De plus, il se rencontre en moi une certaine faculté passive de sentir, c’est-à-dire de recevoir et de connaître les idées des choses sensibles ; mais elle me serait inutile, et je ne m’en pourrais aucunement servir, s’il n’y avait en moi, ou en autrui, une autre faculté active, capable de former et produire ces idées. Or cette faculté active ne peut être en moi en tant que je ne suis qu’une chose qui pense, vu qu’elle ne présuppose point ma pensée, et aussi que ces idées-là me sont souvent représentées sans que j’y contribue en aucune sorte, et même souvent contre mon gré ; il faut donc nécessairement qu’elle soit en quelque substance différente de moi, dans laquelle toute la réalité, qui est objectivement dans les idées qui en sont produites, soit contenue formellement ou éminemment (comme je l’ai remarqué ci-devant). Et cette substance est ou un corps, c’est-à-dire une nature corporelle, dans laquelle est contenu formellement et en effet tout ce qui est contenu objectivement et par représentation dans les idées ; ou bien c’est Dieu même, ou quelqu’autre créature plus noble que le corps, dans laquelle cela même est contenu éminemment.

Or Dieu n’étant point trompeur, il est très manifeste qu’il ne m’envoie point ces idées immédiatement par lui-même, ni aussi par l’entremise de quelque créature, dans laquelle leur réalité ne soit pas contenue formellement, mais seulement éminemment. Car ne m’ayant donné aucune faculté pour connaître que cela soit, mais au contraire une très grande inclination à croire qu’elles me sont envoyées ou qu’elles partent des choses corporelles, je ne vois pas comment on pourrait l’excuser de tromperie, si en effet ces idées partaient ou étaient produites par d’autres causes que par des choses corporelles. Et partant il faut confesser qu’il y a des choses corporelles qui existent.

 

Sommes-nous tenus de « confesser », comme nous y enjoignent les derniers mots du texte, « qu'il y a des choses corporelles qui existent » ? La plupart d'entre nous diront qu'ils n'ont aucune résistance à vaincre pour admettre cette existence, qu'elle s'impose à eux, d'emblée, comme une évidence première, et n'a donc pas à être « confessée », comme s'il fallait toute la force contraignante d'un argument pour en convenir.

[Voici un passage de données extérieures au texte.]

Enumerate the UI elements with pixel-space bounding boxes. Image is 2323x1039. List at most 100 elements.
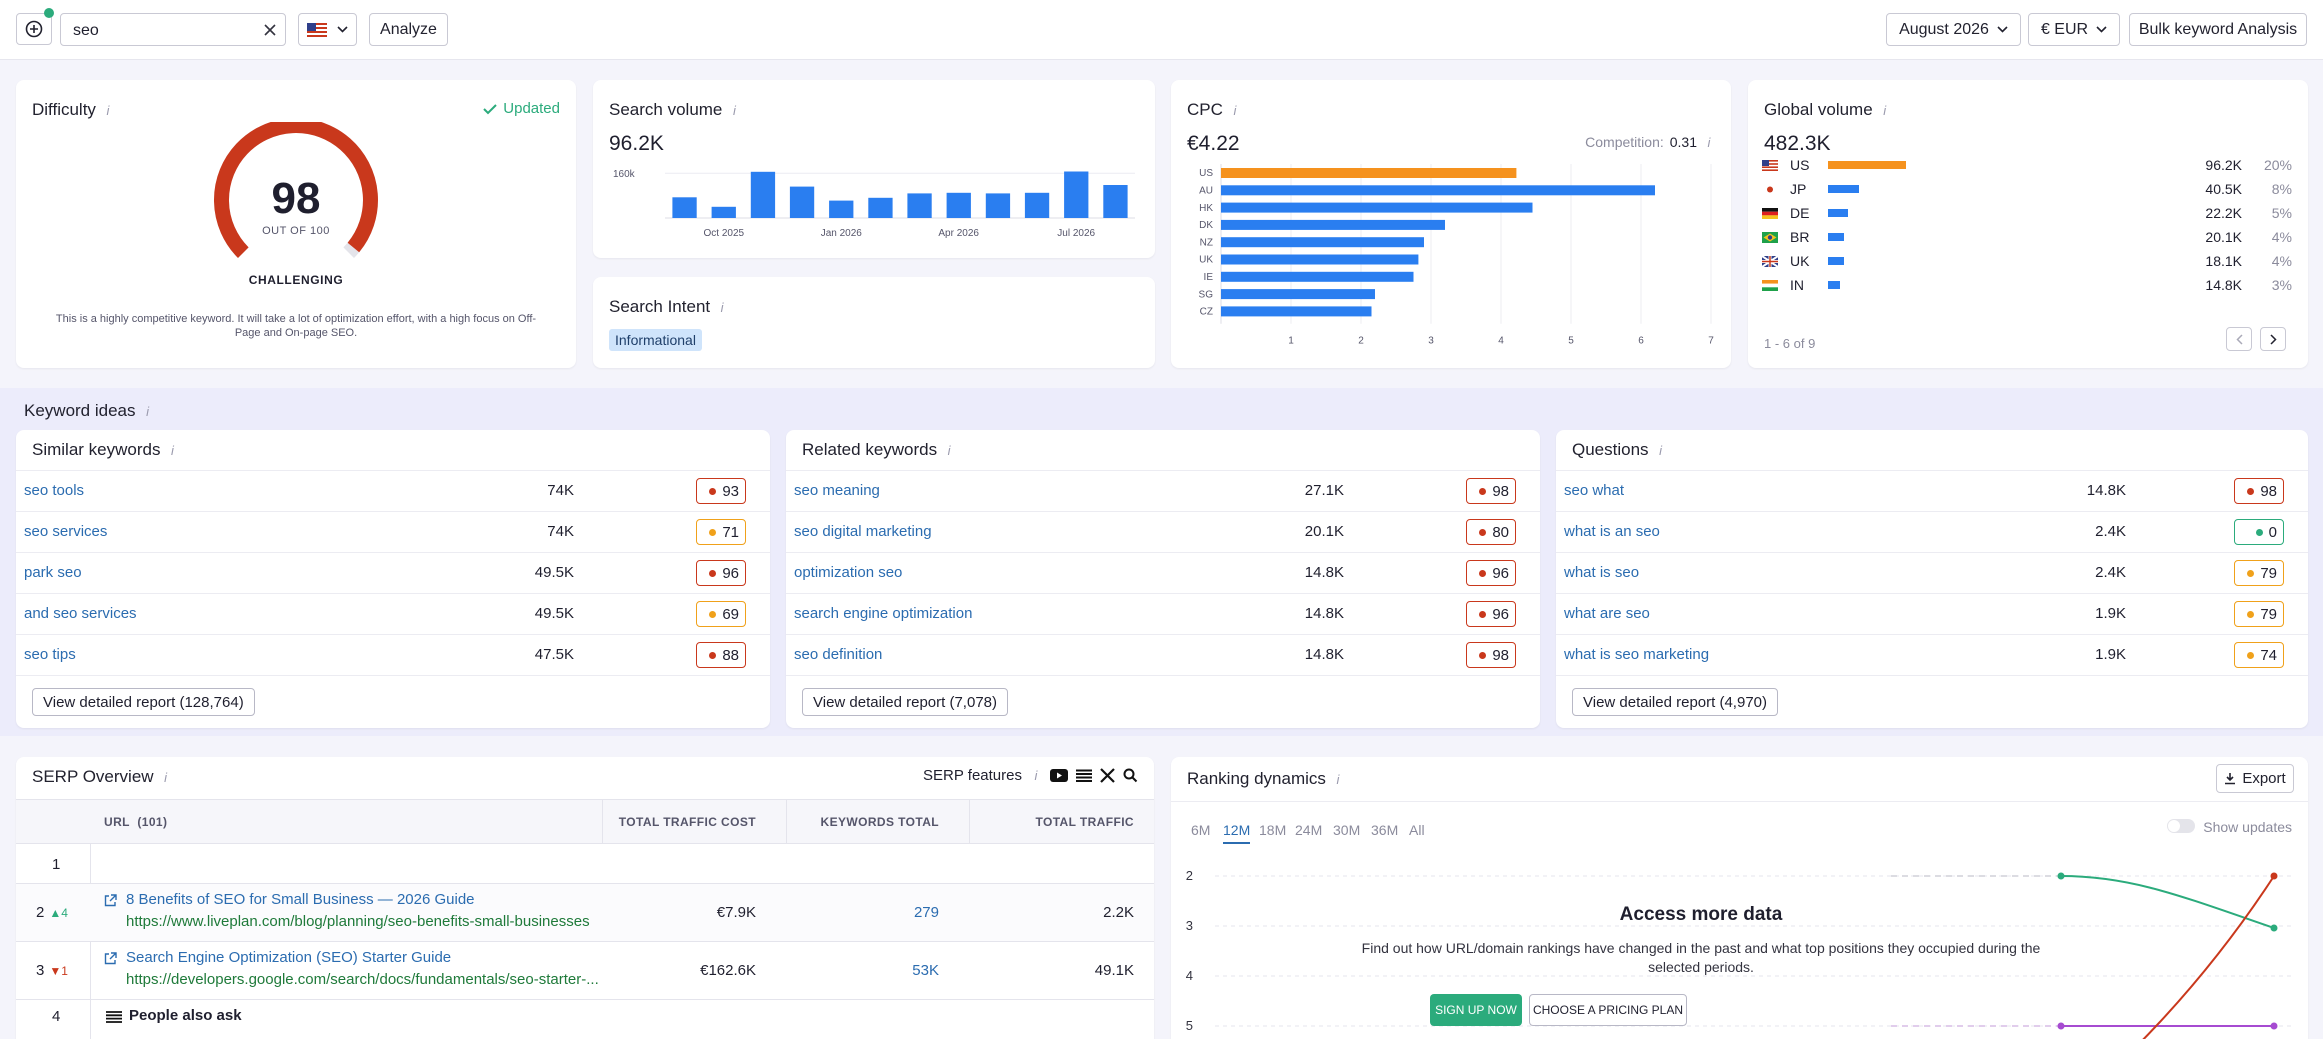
volume-bar[interactable] <box>829 200 854 218</box>
keyword-link[interactable]: seo tips <box>24 646 76 663</box>
info-icon[interactable]: i <box>1659 442 1662 458</box>
keyword-row[interactable]: seo tools 74K 93 <box>16 470 770 511</box>
result-url[interactable]: https://www.liveplan.com/blog/planning/s… <box>126 913 590 930</box>
result-url[interactable]: https://developers.google.com/search/doc… <box>126 971 599 988</box>
keyword-row[interactable]: search engine optimization 14.8K 96 <box>786 593 1540 634</box>
show-updates-toggle[interactable] <box>2167 819 2195 833</box>
search-input[interactable]: seo <box>73 22 99 39</box>
keywords-total-link[interactable]: 53K <box>912 962 939 979</box>
external-link-icon[interactable] <box>104 894 117 907</box>
keyword-link[interactable]: seo services <box>24 523 108 540</box>
keyword-link[interactable]: seo meaning <box>794 482 880 499</box>
period-tab[interactable]: 36M <box>1371 822 1399 838</box>
info-icon[interactable]: i <box>171 442 174 458</box>
country-row[interactable]: JP 40.5K 8% <box>1762 181 2292 201</box>
keyword-link[interactable]: seo tools <box>24 482 85 499</box>
clear-icon[interactable] <box>263 23 277 37</box>
keyword-row[interactable]: what is seo marketing 1.9K 74 <box>1556 634 2308 675</box>
result-title-link[interactable]: Search Engine Optimization (SEO) Starter… <box>126 949 452 966</box>
keyword-link[interactable]: what are seo <box>1564 605 1650 622</box>
cpc-bar[interactable] <box>1221 306 1372 317</box>
keywords-total-column-header[interactable]: KEYWORDS TOTAL <box>820 815 939 829</box>
keyword-row[interactable]: seo what 14.8K 98 <box>1556 470 2308 511</box>
period-tab[interactable]: All <box>1409 822 1425 838</box>
purple-series-point[interactable] <box>2270 1022 2278 1030</box>
green-series-point[interactable] <box>2057 872 2065 880</box>
currency-select[interactable]: € EUR <box>2028 13 2120 46</box>
info-icon[interactable]: i <box>732 102 736 118</box>
cpc-bar[interactable] <box>1221 289 1375 300</box>
external-link-icon[interactable] <box>104 952 117 965</box>
cpc-bar[interactable] <box>1221 254 1419 265</box>
period-tab[interactable]: 12M <box>1223 822 1251 844</box>
period-tab[interactable]: 24M <box>1295 822 1323 838</box>
period-tab[interactable]: 18M <box>1259 822 1287 838</box>
volume-bar[interactable] <box>1103 185 1128 218</box>
keyword-row[interactable]: seo tips 47.5K 88 <box>16 634 770 675</box>
view-report-button[interactable]: View detailed report (4,970) <box>1572 688 1778 716</box>
keyword-row[interactable]: seo definition 14.8K 98 <box>786 634 1540 675</box>
info-icon[interactable]: i <box>106 102 110 118</box>
volume-bar[interactable] <box>868 197 893 218</box>
people-also-ask-label[interactable]: People also ask <box>129 1007 242 1024</box>
cpc-bar[interactable] <box>1221 202 1533 213</box>
volume-bar[interactable] <box>789 186 815 218</box>
bulk-analysis-button[interactable]: Bulk keyword Analysis <box>2129 13 2307 46</box>
view-report-button[interactable]: View detailed report (128,764) <box>32 688 255 716</box>
volume-bar[interactable] <box>1024 192 1050 218</box>
table-row[interactable] <box>16 942 1154 1000</box>
total-traffic-column-header[interactable]: TOTAL TRAFFIC <box>1035 815 1134 829</box>
period-tab[interactable]: 6M <box>1191 822 1211 838</box>
country-row[interactable]: BR 20.1K 4% <box>1762 229 2292 249</box>
export-button[interactable]: Export <box>2216 764 2294 793</box>
keyword-link[interactable]: seo what <box>1564 482 1625 499</box>
cpc-bar[interactable] <box>1221 237 1424 248</box>
next-page-button[interactable] <box>2260 327 2286 351</box>
traffic-cost-column-header[interactable]: TOTAL TRAFFIC COST <box>618 815 756 829</box>
country-select[interactable] <box>298 13 357 46</box>
volume-bar[interactable] <box>907 193 932 218</box>
date-select[interactable]: August 2026 <box>1886 13 2021 46</box>
view-report-button[interactable]: View detailed report (7,078) <box>802 688 1008 716</box>
info-icon[interactable]: i <box>720 299 724 315</box>
result-title-link[interactable]: 8 Benefits of SEO for Small Business — 2… <box>126 891 475 908</box>
keyword-link[interactable]: park seo <box>24 564 82 581</box>
country-row[interactable]: IN 14.8K 3% <box>1762 277 2292 297</box>
keyword-link[interactable]: search engine optimization <box>794 605 973 622</box>
volume-bar[interactable] <box>946 192 971 218</box>
analyze-button[interactable]: Analyze <box>369 13 448 46</box>
info-icon[interactable]: i <box>1233 102 1237 118</box>
volume-bar[interactable] <box>1064 171 1089 219</box>
country-row[interactable]: US 96.2K 20% <box>1762 157 2292 177</box>
keyword-row[interactable]: what is an seo 2.4K 0 <box>1556 511 2308 552</box>
info-icon[interactable]: i <box>1883 102 1887 118</box>
prev-page-button[interactable] <box>2226 327 2252 351</box>
keyword-link[interactable]: seo definition <box>794 646 883 663</box>
country-row[interactable]: UK 18.1K 4% <box>1762 253 2292 273</box>
keyword-row[interactable]: and seo services 49.5K 69 <box>16 593 770 634</box>
keyword-link[interactable]: what is seo <box>1564 564 1640 581</box>
volume-bar[interactable] <box>711 206 736 218</box>
url-column-header[interactable]: URL (101) <box>104 815 168 829</box>
info-icon[interactable]: i <box>1034 768 1038 783</box>
keywords-total-link[interactable]: 279 <box>913 904 939 921</box>
volume-bar[interactable] <box>750 171 776 218</box>
cpc-bar[interactable] <box>1221 219 1445 230</box>
info-icon[interactable]: i <box>1336 771 1340 787</box>
keyword-row[interactable]: what is seo 2.4K 79 <box>1556 552 2308 593</box>
table-row[interactable] <box>16 884 1154 942</box>
green-series-point[interactable] <box>2270 924 2278 932</box>
keyword-row[interactable]: optimization seo 14.8K 96 <box>786 552 1540 593</box>
cpc-bar[interactable] <box>1221 185 1655 196</box>
sign-up-button[interactable]: SIGN UP NOW <box>1430 994 1522 1026</box>
keyword-row[interactable]: park seo 49.5K 96 <box>16 552 770 593</box>
keyword-link[interactable]: what is seo marketing <box>1564 646 1710 663</box>
search-box[interactable]: seo <box>60 13 286 46</box>
keyword-row[interactable]: what are seo 1.9K 79 <box>1556 593 2308 634</box>
keyword-row[interactable]: seo meaning 27.1K 98 <box>786 470 1540 511</box>
keyword-link[interactable]: and seo services <box>24 605 137 622</box>
info-icon[interactable]: i <box>1707 134 1711 150</box>
info-icon[interactable]: i <box>947 442 951 458</box>
keyword-row[interactable]: seo digital marketing 20.1K 80 <box>786 511 1540 552</box>
keyword-link[interactable]: seo digital marketing <box>794 523 932 540</box>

Or en commençant sa dernière phrase par « Et partant ... » (Et donc … Et par conséquent …), Descartes indique bien que ce qui précède cette dernière phrase contient, à ses yeux, l'argument capable d'entraîner inéluctablement ladite confession. En d'autres termes, ce passage de la Sixième Méditation est censé formuler une preuve : la preuve qu'il existe des choses « corporelles » ou « matérielles ».

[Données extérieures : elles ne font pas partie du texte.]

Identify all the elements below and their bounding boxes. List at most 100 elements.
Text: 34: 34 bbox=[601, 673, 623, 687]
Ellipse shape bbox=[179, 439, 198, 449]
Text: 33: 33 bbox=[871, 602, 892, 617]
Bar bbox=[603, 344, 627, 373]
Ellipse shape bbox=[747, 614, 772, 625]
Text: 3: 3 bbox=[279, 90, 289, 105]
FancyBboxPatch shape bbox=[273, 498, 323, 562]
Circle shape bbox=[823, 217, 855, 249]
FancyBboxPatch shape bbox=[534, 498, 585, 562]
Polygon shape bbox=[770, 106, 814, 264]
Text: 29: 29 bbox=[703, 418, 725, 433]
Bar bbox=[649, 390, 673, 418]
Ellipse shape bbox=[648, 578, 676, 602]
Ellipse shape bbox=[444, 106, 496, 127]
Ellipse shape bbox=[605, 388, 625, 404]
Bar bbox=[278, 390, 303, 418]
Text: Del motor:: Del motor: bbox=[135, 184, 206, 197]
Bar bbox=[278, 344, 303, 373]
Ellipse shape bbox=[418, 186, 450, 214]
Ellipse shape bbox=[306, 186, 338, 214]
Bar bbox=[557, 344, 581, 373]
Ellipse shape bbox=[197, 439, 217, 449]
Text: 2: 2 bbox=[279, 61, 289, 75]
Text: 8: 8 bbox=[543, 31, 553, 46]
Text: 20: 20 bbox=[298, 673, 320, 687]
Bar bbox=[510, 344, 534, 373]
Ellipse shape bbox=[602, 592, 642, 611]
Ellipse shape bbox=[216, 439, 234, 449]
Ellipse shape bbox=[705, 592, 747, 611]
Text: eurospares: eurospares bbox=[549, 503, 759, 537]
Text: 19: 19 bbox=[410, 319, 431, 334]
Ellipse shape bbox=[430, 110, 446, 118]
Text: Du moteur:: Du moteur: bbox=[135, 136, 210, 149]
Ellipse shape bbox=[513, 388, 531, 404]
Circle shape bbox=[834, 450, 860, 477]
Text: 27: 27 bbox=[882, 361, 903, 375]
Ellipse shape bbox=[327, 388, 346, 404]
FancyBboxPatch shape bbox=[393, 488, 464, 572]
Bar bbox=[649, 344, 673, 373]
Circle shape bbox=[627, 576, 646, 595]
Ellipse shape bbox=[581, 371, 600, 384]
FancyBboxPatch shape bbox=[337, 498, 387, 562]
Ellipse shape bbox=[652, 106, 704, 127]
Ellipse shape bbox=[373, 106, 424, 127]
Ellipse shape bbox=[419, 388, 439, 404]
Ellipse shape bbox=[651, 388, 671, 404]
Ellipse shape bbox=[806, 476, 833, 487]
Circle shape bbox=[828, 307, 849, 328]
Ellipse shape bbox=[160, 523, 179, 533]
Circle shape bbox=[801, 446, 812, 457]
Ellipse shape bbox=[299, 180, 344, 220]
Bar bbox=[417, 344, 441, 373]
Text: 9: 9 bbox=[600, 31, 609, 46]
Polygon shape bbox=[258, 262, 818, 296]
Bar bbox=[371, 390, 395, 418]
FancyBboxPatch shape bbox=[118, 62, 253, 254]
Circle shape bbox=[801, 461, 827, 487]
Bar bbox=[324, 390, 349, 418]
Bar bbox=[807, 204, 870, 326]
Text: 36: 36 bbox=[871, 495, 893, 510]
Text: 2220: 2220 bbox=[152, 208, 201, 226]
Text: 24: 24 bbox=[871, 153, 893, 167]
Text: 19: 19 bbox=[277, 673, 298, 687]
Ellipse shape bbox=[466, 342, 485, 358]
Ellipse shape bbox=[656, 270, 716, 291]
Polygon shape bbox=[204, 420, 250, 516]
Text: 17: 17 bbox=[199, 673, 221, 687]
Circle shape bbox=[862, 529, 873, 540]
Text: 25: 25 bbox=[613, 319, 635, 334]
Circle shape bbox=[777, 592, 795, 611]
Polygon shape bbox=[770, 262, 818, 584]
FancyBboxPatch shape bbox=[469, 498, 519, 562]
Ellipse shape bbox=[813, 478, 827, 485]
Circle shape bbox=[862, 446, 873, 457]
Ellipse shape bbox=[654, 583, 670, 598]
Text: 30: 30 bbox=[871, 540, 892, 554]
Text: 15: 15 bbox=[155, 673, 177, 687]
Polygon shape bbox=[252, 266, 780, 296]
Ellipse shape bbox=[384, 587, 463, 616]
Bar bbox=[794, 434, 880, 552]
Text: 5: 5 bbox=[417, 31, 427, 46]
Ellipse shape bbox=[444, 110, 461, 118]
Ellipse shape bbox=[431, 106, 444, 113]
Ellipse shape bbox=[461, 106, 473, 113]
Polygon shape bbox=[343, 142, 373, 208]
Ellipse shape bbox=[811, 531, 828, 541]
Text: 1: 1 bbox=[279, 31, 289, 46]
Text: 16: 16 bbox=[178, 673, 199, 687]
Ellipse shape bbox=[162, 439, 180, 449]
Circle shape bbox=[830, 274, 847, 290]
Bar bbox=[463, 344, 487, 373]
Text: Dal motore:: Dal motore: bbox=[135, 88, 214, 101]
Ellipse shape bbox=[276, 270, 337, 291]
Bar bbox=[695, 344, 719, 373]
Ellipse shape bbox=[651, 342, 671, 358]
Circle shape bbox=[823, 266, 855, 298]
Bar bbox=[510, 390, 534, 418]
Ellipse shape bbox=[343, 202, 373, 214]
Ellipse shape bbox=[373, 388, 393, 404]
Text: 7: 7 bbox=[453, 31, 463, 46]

En prenant ainsi la peine de prouver ce qui, pour beaucoup, n'a pas besoin de l'être, Descartes ne risque pas seulement d'entreprendre une tâche inutile, il risque surtout d'entreprendre une tâche impossible. Puisqu'il lui est interdit de raisonner en présupposant ce qui est à prouver, il doit d'abord tenir pour douteuse l'existence de toutes les choses matérielles, de toutes ces choses qui forment ce qu'on appelle le « monde », et trouver quelque part le point d'appui qui lui permettra par la suite de lever ce doute. Où trouver ce point d'appui ? Nulle part hors de lui-même, où tout est douteux, donc forcément en lui, ou plutôt, puisque Descartes écrit ici à la première personne, « en moi ». Encore incertain de l'existence hors de lui des "choses sensibles", des choses dont ses sens lui donnent une représentation intérieure, il n'est pour le moment certain que de ces représentations internes elles-mêmes, de ces simples "idées". Il lui faut maintenant découvrir, dans les idées qui sont en lui, une raison invincible d'affirmer l'existence hors de lui des choses matérielles dont ces idées sont les idées. Mais est-ce possible? Une fois le penseur enfermé dans l'univers de ses idées, quelle raison va-t-il découvrir qui ne soit pas encore une idée ? En refusant de poser l'existence des choses comme une évidence première, en cherchant à la prouver, ne s'est-il pas condamné à ne jamais pouvoir sortir de lui-même ?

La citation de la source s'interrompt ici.